Filter out spammers and click bait from Google Analytics

During the last few months, a new wonderful type of spam became part of my life: the Google Analytics spam.

As this article describes, what happens is that you start seeing some blatantly bogus traffic coming from a bunch of websites like semalt.com, buttons-for-website.com, darodar.com, or ilovevitaly.com.

Google announced an Automatic Bot and Spider filtering, but as some users on hacker news reported, it doesn’t work reliably.

So far, the only solution to this problem that worked for me is setting a filter, and add spammers to it as they come. There doesn’t seem to be that many as of today, so this approach is still usable.

[Update – July 2015]: if you have a public HTTP/PHP server available, and are willing to invest half a day to install it, piwik is a nice free, open-source Google Analytics alternative. Piwik uses a community-maintained list of spammers that can also be used in Google Analytics. They wrote a blog post about it, too.

I’ve been using piwik for a few weeks now, and I’m happy with it so far. The nice thing is that updates are very easy to apply, and they include the most recent list of spammers available. The thing that could be improved is the installation process, it’s not as easy as it could be (at least if you’re using Nginx as web server). They also have a Cloud-hosted version, but I guess that if you’re using Google Analytics for free, you’re more interested in free alternatives!

To add a filter in Google Analytics:

  1. go to your Administration page (last tab on your home page)
  2. All filters (on the leftmost column)
  3. New filter
  4. Choose Filter type “Custom” > “Exclude”
  5. Choose “Referral” from the Filter Field menu
  6. Set this as Filter pattern:
    semalt\.com|ilovevitaly\.co|priceg\.com|forum\..*darodar\.com|blackhatworth\.com|hulfingtonpost\.com|buttons-for-website\.com
  7. Select the views that you want to be filtered (I chose “All web site data”)
  8. Save

The filter pattern is a regular expression, so every time you find a new source of spam, simply add another “|spammersite\.com” (remember to escape dots with a backslash, as they mean “any character”).

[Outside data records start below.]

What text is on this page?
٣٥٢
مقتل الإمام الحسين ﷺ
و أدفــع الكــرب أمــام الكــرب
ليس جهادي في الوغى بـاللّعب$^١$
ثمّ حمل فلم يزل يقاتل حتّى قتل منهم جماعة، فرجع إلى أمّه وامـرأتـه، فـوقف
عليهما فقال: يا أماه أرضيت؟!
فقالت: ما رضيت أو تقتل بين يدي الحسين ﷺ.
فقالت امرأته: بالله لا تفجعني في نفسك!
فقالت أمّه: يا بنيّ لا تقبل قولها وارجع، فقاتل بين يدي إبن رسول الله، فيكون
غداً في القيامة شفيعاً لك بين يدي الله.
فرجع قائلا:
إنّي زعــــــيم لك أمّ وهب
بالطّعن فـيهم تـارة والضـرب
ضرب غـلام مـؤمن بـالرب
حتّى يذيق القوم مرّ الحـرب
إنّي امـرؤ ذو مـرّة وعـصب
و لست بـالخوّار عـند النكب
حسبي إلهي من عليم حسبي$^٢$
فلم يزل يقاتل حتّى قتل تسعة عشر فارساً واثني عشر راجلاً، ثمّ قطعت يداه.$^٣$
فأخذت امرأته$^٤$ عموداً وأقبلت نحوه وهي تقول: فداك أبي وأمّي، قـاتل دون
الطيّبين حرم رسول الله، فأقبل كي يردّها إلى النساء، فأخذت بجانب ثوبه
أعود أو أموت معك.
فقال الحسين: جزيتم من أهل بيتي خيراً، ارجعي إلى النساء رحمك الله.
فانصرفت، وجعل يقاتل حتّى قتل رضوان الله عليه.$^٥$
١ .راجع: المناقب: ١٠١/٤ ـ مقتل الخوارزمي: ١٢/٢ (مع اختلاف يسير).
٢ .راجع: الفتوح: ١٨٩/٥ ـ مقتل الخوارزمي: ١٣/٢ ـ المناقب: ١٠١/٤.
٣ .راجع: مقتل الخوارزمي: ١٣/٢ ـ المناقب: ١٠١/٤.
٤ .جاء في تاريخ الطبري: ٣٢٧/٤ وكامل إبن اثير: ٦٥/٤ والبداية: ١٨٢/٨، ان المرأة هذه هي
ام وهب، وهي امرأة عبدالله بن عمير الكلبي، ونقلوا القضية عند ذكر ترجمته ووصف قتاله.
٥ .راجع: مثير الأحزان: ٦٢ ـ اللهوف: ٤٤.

It’s playing catch-up with spammers, but as long as Google doesn’t find a way to reliably detect them, it’s the only way to get rid of them. I’ve collected those 7 websites in a couple of months, and I’ve seen them being reported by other users as well. Since after setting the filter I’m no longer getting any bogus traffic, it looks like the problem is still relatively small and can be patched on case-by-case basis.